Problem Solving and Search


This is a 1st-year course in the UvA's BSc Artificial Intelligence programme. It provides an introduction to algorithmic thinking and basic problem solving techniques in AI. Special emphasis is put on search algorithms, including both uninformed search algorithms such as depth-first search and breadth-first search, and heuristic-guided search with the A* algorithm. These algorithms are implemented in the declarative programming language Prolog. This website provides some general information on the course as well as access to the lecture notes and the slides used during classes. For day-to-day information, including homework assignments, please refer to the UvA Blackboard system.

Examples. During weekly homework assignments you will encounter a wide variety of exciting but challenging problems in AI and you will learn how to solve them by applying the fundamental principles and techniques taught during lectures. Below are some representative examples.

In the Letters Game, familiar from the famous television game show Countdown (also known as Cijfers en Letters), the contestants have to construct the longest possible word from a given list of nine letters. For example, for the list [r,d,i,o,m,t,a,p,v], a strong answer would be 'dioptra'.

You will learn that it is fairly easy to write a program that beats any human player hands down at this game.

In the Numbers Game, also part of Countdown, contestants are given one large and six smaller numbers. They have to construct a mathematical expression using only the small numbers to get as close as possible to the large one. For example, for the list [25,50,75,100,3,6] and target 444, a perfect solution would be 3*(50+100)-6.

Although much more challenging than the Letters Game, you will still learn how to write a program that can beat the very best human contestants also at this game.

At the heart of online travel recommendation services such as the one offered by Google are algorithms for finding the shortest path between two points on a map.

Google Travel Recommendation for the Amsterdam-Maastricht Route

You will learn how to write a program to find the shortest route between any two major cities in the Netherlands.
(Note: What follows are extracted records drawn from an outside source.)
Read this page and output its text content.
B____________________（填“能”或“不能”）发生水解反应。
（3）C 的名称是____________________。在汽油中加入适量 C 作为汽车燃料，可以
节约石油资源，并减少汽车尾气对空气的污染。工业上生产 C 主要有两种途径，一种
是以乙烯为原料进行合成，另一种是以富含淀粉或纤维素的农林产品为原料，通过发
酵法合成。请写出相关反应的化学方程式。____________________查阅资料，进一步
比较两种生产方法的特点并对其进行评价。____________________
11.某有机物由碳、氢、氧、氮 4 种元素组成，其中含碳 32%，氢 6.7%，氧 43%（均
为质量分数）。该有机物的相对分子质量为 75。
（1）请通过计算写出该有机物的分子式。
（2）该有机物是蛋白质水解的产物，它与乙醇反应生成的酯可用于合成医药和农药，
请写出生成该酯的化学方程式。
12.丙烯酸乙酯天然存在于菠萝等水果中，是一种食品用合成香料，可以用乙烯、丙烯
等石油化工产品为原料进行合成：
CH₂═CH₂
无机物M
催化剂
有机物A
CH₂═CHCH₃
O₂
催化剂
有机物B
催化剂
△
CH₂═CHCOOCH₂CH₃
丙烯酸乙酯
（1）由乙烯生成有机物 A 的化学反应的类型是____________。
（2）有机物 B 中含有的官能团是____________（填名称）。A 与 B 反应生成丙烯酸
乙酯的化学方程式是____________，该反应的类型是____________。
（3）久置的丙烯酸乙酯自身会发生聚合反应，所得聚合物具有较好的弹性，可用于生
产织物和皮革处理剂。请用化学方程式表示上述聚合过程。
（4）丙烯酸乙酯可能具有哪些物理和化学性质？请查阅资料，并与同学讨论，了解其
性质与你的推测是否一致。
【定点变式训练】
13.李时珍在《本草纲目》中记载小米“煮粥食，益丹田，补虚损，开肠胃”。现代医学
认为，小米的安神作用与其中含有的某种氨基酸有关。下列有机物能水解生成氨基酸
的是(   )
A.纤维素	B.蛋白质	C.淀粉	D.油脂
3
In the Treaty of Rome (1957) the six founding members of the European Union fixed the voting rule to decide on proposals in the European Council. To pass, a proposal had to get at least 12 votes. France, Germany, and Italy each had 4 votes; Belgium and the Netherlands each had 2 votes; and Luxembourg had 1 vote. Is that fair?

Treaty of Rome Signing Ceremony (source: Wikipedia)

You will learn how to write a program to compute the voting power of each country, so as to be able to discuss such questions of fairness systematically.

You will learn how to write a program to automatically solve some of the most difficult exercises for your Logic course, such as producing a semantic tableau to prove that a given conclusion logically follows from a given set of premises.

Blackboard with Tableau Rules (source: Introduction to Logic, IIT Kanpur)

Alas, by the time you will know enough about algorithms and programming to do this, the Logic course will have moved on to even more difficult material.

In 1742, in a letter to the famous mathematician Leonhard Euler, Christian Goldbach conjectured that every even number greater than 2 is the sum of two prime numbers. To date, no mathematician has been able to prove that Goldbach's Conjecture really is true for all even numbers.

Goldbach's letter to Euler (source: Wikipedia)

You will learn how to write a program that confirms the conjecture for all numbers up to 10,000 in under 1 second.

Suppose a robot starts in the upper lefthand corner of the maze shown below and wants to move to the lower righthand corner...

You will learn how to write a program to help the robot find its way through this and any other kind of maze.

The Eight Queens Problem is a famous chess problem asking you to place eight queens on a chess board in such a way that none of them can attack any of the others.

Chess Board (source: chesshouse.com)

You will learn how to write a program that solves the problem in under 10 milliseconds. And it will enumerate all possible solutions in under 100 milliseconds.

A farmer wants to get a fox, a chicken, and a bag of grain across a river, but at most one of these will fit in his boat besides himself. He mustn't leave the fox and the chicken on their own, nor the chicken and the grain, for fear of one of them getting eaten by the other. Is it possible to move everything safely to the other side?

You will learn how to write programs to solve puzzles of this kind in a systematic fashion.

Why Prolog? In Prolog you can write very short and elegant programs to solve nontrivial problems. For example, the nine problems described above on average require fewer than 30 lines of code. (Well, to be completely precise, for the route-finding application we also need access to a database of cities and roads in the Netherlands; and for the Letters Game we also need access to a lexicon.) The course will focus on the general patterns underlying the solutions to such problems. For example, finding a perfect answer in the Numbers Game, helping the robot through the maze, and solving the Eight Queens Problem can all be done by using the same kind of fundamental search algorithm.